C’est donc bien sur une simple copie blanche que Frédéric Ferrandez s’attache à tracer la feuille de route des siens pour l’exercice 2019-2020. Tout sauf une sinécure. Les gaziers devront se reposer sur un effectif très jeune (26,5 ans de moyenne d’âge), où les apports des anciens Ludovic Castard et Aleksandar Milivojevic (36 ans) à la réception, ou Dejan Radic (34 ans) au centre, ne seront pas de trop pour éviter une saison compliquée. L’arrivée au poste du passeur de Li Runming (1,98m) sera le point d’interrogation de ce début d’exercice. Si l’adaptation se fait, malgré la barrière évidente de la langue, le Chinois pourrait être la bonne surprise de ce championnat. « Je compte aussi voir éclore des joueurs comme Axel Truhtchev ou notre pointu Wassim Ben Tara.
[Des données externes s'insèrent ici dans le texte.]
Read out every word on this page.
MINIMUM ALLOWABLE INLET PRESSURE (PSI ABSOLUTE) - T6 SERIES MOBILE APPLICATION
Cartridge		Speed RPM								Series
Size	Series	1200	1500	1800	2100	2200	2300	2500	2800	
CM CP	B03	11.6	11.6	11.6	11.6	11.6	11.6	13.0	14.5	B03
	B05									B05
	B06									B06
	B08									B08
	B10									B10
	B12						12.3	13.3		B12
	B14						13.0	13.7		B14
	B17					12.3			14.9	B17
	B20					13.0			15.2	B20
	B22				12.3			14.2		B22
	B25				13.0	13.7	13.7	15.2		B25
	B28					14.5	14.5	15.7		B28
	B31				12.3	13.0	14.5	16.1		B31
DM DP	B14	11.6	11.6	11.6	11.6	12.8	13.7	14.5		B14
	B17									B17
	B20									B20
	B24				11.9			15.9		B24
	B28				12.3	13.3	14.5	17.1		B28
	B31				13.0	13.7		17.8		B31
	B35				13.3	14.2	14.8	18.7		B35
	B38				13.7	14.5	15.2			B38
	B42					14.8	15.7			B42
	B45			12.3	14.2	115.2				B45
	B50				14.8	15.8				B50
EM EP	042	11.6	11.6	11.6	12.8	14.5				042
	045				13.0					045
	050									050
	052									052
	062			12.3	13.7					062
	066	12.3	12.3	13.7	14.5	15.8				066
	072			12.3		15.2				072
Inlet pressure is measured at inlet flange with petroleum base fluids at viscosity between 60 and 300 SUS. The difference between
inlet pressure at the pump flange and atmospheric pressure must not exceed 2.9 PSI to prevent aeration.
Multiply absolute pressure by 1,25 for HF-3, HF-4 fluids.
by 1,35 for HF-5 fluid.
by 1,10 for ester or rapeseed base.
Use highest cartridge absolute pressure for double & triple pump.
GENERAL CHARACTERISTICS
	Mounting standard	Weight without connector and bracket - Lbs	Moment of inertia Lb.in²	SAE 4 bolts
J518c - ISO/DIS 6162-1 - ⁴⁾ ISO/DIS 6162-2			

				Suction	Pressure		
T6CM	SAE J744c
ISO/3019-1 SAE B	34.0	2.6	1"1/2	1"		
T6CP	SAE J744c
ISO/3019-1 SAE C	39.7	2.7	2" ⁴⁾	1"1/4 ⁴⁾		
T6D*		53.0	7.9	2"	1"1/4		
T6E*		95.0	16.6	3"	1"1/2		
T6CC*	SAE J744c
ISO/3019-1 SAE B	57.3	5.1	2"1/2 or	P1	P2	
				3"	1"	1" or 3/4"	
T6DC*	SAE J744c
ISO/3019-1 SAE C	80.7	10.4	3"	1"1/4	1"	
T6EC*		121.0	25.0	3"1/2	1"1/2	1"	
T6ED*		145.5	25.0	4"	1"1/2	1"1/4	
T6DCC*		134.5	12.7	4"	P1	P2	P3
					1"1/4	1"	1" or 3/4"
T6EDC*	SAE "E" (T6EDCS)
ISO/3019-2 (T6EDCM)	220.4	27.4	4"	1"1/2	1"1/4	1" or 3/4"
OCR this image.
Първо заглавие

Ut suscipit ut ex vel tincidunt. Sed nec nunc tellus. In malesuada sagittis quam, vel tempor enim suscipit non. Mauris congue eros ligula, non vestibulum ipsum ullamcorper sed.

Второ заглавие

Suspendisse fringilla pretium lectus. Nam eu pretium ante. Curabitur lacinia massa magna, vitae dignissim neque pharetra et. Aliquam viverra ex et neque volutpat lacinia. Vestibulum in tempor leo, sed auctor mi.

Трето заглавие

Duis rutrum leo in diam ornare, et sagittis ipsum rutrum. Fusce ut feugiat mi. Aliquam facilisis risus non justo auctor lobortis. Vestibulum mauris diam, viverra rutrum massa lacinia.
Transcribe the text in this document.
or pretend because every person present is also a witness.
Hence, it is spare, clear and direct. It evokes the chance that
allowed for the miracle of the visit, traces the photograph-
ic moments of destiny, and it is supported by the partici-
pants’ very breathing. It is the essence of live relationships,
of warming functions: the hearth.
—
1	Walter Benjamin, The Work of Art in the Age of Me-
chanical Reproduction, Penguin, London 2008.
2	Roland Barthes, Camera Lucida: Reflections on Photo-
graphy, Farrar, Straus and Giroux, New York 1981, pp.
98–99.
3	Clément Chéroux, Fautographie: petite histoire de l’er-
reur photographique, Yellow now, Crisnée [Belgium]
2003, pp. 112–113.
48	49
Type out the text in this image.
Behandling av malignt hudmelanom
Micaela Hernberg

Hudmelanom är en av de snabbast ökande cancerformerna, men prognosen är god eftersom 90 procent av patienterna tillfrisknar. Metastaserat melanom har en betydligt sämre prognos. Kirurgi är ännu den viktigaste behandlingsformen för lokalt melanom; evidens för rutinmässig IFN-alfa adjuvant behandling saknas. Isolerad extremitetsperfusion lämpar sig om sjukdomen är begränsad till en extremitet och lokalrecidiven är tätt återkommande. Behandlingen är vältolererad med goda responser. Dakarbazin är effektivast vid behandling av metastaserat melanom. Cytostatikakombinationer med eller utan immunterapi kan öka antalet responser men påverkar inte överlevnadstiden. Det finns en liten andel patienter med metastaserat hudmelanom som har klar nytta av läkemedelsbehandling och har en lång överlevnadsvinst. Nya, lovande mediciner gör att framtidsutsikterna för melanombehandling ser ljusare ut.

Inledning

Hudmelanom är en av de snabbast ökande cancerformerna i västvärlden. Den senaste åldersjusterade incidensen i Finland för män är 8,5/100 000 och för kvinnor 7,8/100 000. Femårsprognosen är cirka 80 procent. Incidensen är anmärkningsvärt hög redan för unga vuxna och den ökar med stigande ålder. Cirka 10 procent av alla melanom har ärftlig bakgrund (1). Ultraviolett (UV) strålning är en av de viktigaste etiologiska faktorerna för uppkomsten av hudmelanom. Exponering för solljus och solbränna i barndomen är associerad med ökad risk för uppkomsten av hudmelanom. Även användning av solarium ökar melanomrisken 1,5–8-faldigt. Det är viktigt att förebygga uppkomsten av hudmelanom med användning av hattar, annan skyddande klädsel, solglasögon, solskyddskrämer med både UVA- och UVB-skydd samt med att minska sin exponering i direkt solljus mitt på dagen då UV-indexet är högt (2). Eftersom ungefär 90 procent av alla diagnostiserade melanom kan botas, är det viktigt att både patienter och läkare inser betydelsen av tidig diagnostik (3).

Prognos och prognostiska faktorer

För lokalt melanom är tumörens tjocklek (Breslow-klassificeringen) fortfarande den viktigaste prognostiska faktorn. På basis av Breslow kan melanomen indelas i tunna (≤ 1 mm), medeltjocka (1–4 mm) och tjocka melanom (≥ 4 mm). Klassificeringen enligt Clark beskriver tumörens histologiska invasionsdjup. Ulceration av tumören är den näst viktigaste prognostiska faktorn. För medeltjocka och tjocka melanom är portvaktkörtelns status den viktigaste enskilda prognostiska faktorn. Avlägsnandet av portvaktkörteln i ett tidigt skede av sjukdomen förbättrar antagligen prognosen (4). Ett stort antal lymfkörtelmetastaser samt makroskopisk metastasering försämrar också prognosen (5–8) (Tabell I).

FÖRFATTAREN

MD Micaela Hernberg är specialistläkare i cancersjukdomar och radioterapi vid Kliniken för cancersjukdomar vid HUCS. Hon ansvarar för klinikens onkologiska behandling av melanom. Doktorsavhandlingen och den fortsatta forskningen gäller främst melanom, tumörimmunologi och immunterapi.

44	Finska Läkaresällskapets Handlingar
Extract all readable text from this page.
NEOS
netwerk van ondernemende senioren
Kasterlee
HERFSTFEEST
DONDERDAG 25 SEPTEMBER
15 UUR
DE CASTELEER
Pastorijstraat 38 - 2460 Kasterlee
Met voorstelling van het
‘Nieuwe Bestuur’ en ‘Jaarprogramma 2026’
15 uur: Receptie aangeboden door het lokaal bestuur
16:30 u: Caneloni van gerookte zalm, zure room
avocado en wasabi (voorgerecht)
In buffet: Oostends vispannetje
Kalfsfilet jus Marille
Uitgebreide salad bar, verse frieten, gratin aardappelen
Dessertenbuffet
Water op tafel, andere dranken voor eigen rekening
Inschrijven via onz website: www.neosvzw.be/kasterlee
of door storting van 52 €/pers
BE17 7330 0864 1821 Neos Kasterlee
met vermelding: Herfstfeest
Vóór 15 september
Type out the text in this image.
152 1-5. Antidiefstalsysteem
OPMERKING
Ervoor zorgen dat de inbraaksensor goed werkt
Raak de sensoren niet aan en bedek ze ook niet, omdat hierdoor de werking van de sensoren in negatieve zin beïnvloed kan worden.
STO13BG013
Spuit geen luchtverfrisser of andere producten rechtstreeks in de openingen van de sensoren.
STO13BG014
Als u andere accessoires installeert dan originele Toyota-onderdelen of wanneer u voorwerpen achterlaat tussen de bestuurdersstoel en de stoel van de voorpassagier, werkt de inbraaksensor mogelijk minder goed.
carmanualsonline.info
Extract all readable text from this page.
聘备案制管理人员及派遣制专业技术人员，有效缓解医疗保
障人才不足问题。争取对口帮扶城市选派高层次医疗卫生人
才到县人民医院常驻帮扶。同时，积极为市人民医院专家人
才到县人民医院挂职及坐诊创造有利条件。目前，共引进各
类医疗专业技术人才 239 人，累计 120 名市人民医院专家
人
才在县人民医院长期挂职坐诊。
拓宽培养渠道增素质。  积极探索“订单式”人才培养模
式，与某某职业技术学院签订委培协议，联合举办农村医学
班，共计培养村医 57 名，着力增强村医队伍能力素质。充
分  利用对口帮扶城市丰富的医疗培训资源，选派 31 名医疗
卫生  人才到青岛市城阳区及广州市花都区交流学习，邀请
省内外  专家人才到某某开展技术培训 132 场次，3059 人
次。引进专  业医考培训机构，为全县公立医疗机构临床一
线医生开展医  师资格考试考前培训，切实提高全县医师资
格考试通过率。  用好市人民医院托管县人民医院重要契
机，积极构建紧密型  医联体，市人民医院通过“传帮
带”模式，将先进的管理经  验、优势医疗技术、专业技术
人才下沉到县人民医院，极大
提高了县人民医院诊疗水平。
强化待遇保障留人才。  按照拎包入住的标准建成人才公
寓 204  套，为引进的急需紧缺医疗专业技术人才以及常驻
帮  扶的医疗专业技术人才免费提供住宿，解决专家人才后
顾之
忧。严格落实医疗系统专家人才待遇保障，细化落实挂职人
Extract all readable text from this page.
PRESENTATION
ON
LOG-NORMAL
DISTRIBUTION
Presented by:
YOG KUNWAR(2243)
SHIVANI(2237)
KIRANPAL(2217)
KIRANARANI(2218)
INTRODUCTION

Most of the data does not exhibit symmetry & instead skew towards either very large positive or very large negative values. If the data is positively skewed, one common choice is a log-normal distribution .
Ces jeunes manquaient un peu de temps de jeu, mais cela va venir. Je compte sur eux », argumente Frédéric Ferrandez. « La saison s’est terminée dans la frustration car je pense que c’était la bonne année pour enfin accéder à la finale du championnat. La fraîcheur a peut-être fait défaut au groupe pour passer le cap supplémentaire. Premier élément de réponse le 12 octobre prochain pour la première sortie officielle d’Ajaccio en terre narbonnaise.